# Looking for experienced fisherman nearshore



## Rick1865 (Feb 2, 2019)

I have a 2017 23 ft Sea Hunt in dry stack at Galveston Yacth Basin. I'm fairly new to the area and would like to find someone with experience and knowledge of the nearshore structure that wanted to go after Snapper/Kings. I'm retired so my schedule is flexible.


----------



## reel thing (Jul 1, 2010)

I'm also retired . First off it would be to your benefitt if you had your boat at freeport instead of galveston. Galveston you go to heald bank 25 miles out and you are in 50 foot of water. You go 25 miles out of freeport and you are in 110 foot of water. Deeper water means more and better fish. I use to charter for 8 years part time out of freeport. Have lots of GPS numbers out of freeport.


----------



## Fishing time (May 15, 2012)

I have a lot of nearshore experience and completely agree with Reel Thing about leaving from Freeport. I always trailer past Galveston and launch from Surfside for this type of fishing. Will be happy to share info with you. PM me if interested.


----------



## Rick1865 (Feb 2, 2019)

Thanks for the feedback. I'd like to learn both the Freeport and Galveston areas.


----------



## Benny ReelGame (Sep 3, 2017)

Hello my son & nephew fish Galveston fairly alot they can take you to their fishing spots. Nephew has plenty of experience offshore & inshore they can help you out 


Sent from my iPhone using Tapatalk


----------



## gigem87 (May 19, 2006)

Nearshore Galveston to ne means tarpon and sharks, not snapper.

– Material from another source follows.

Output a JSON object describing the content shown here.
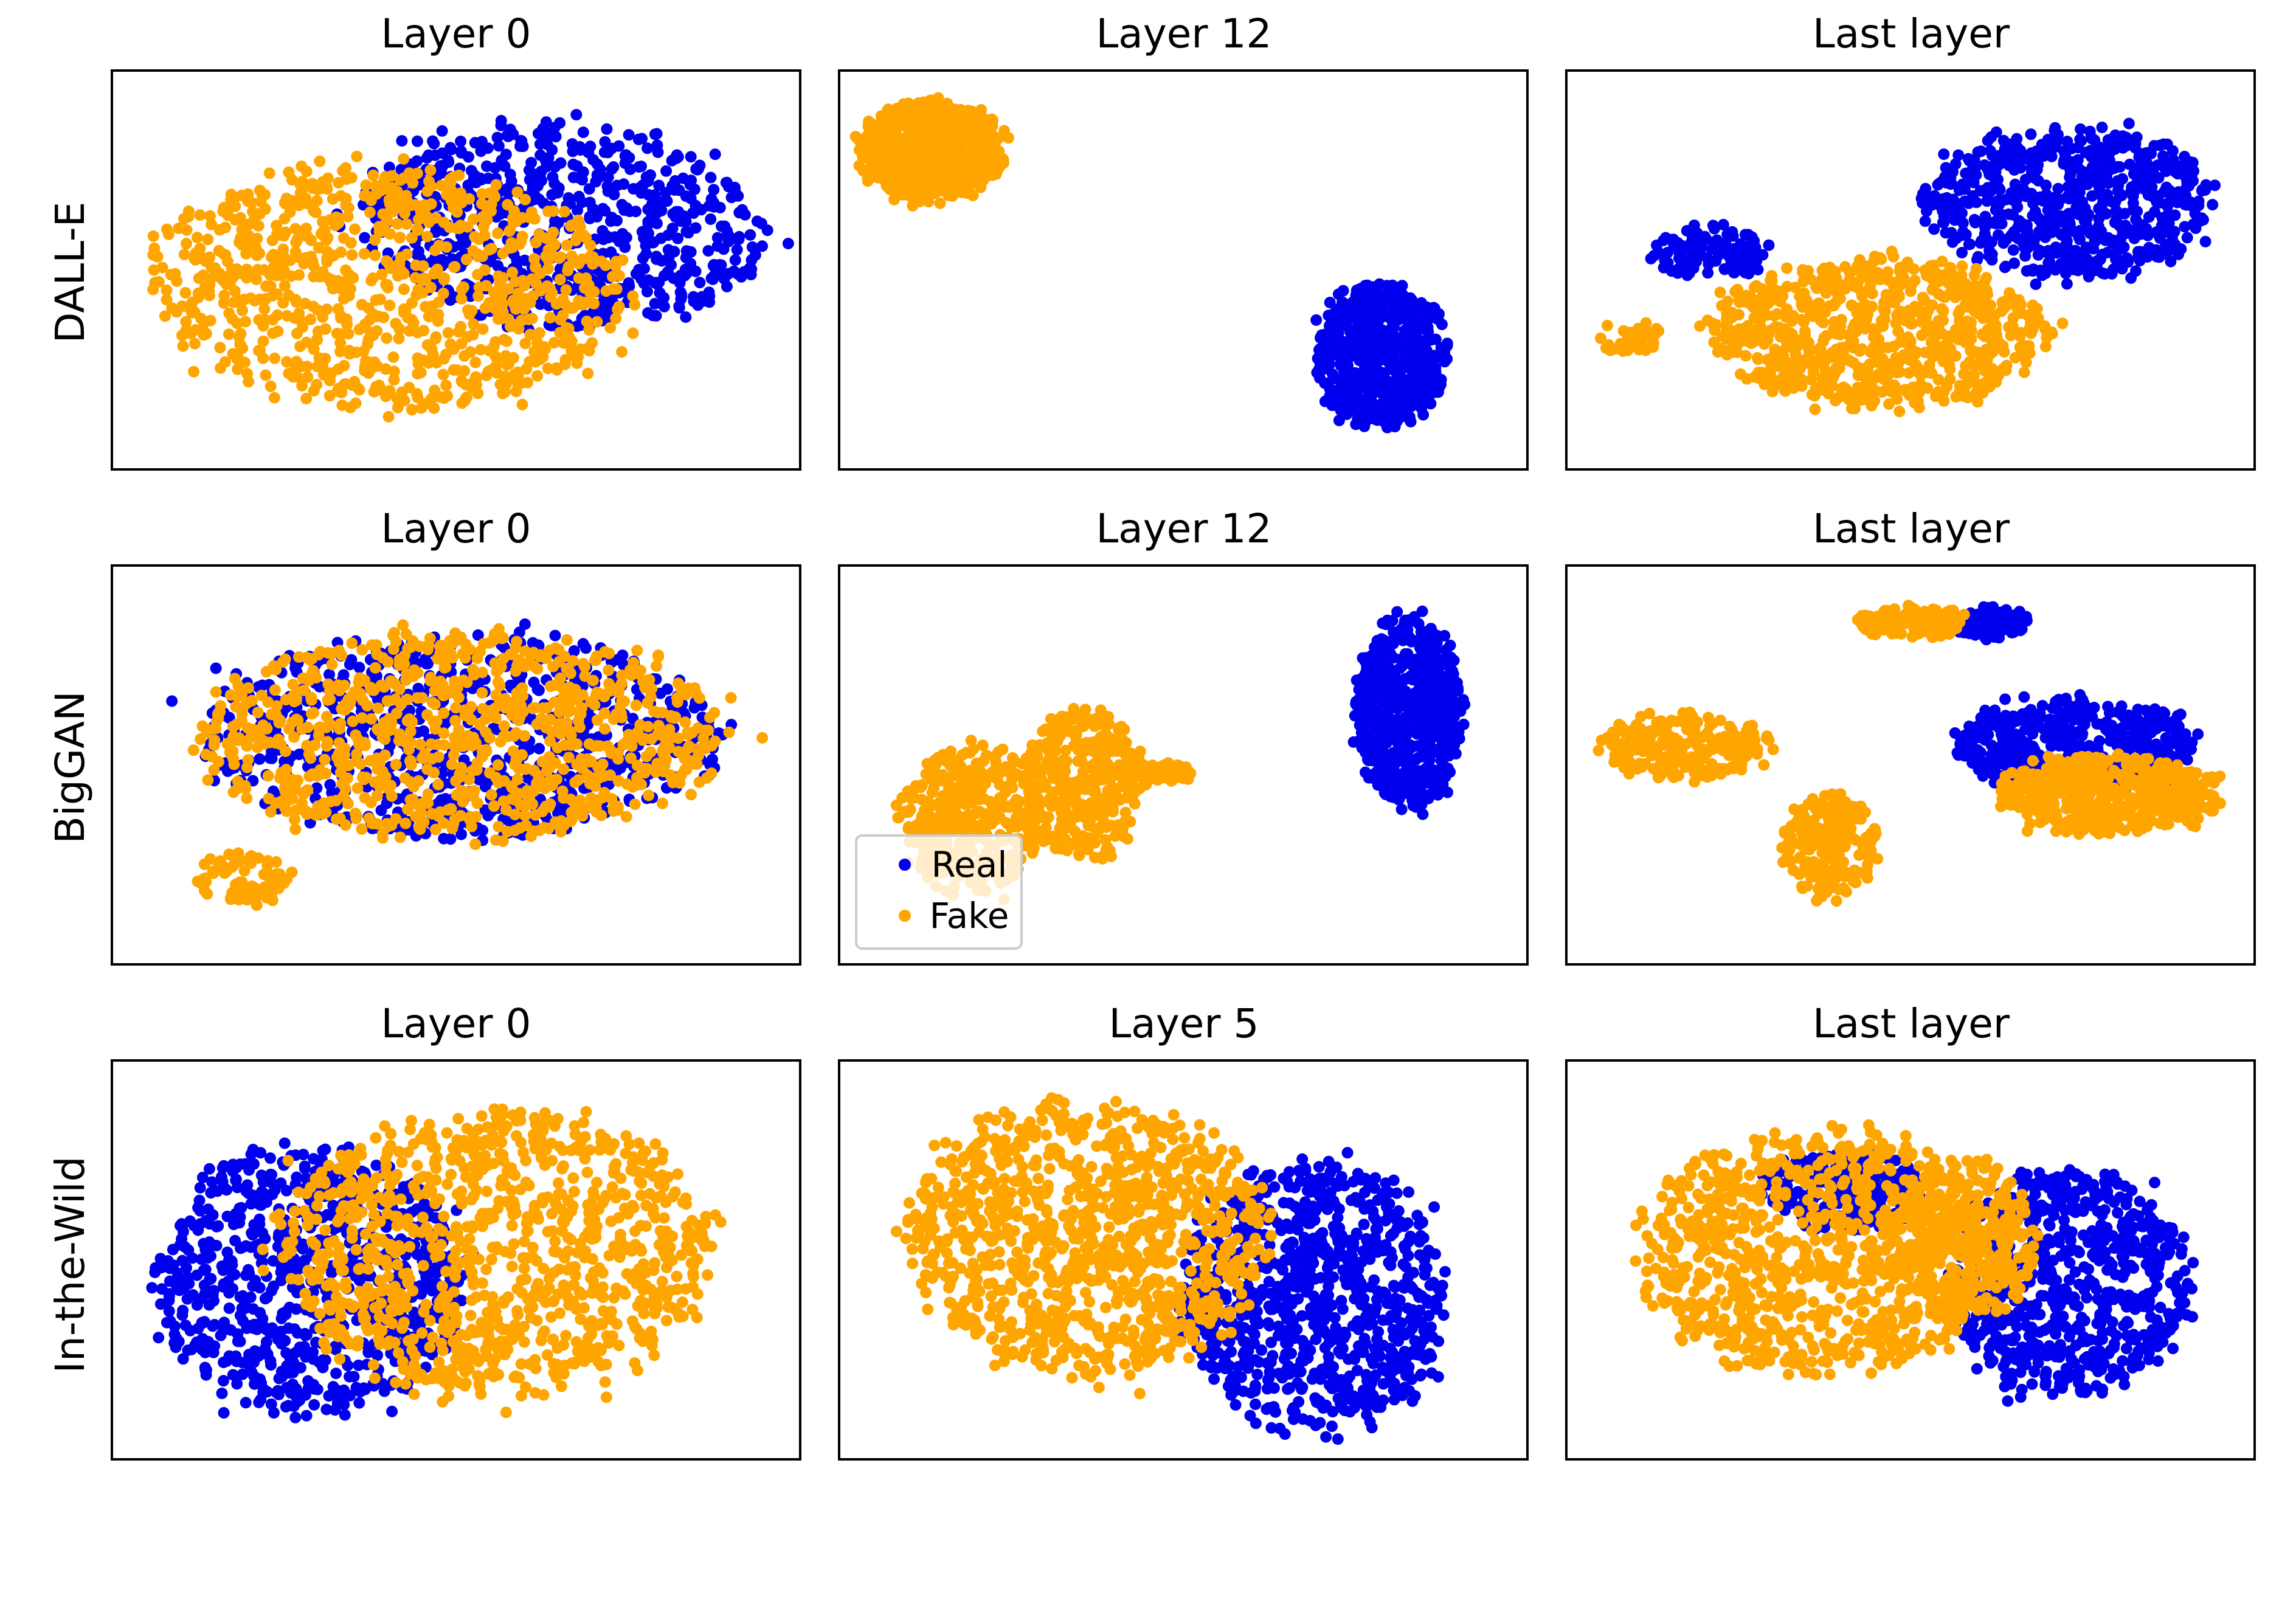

Sent from my SM-G935V using Tapatalk


----------



## hb1108 (Sep 7, 2016)

I can put you on fish from any put out point. Fishing near the boat cut on the jetty is great there are also a couple of oil rigs near Crystal Beach that you can reach within 2 to 7 miles after 7 miles you start getting blue waters and the fishing is great!


----------



## kwikool (Sep 22, 2009)

*Freeport VS Galveston.*

i agree with these guys.....freeport is the way to go...they have 3 places that have stacks and they re much cheaper than GYB you can also get a covered lift at kirby marina for maybe half what they charge at the stackers. As to the fishing, snapper are not near shore...the mangoves have migrated so you might catch some of those. red snapper are gonna be 25 plus... especially out of galveston.


----------



## hb1108 (Sep 7, 2016)

Best bet is port Aransas. But if you want to hit the water I’m on bolivar peninsula from the 26th to the 29th.


----------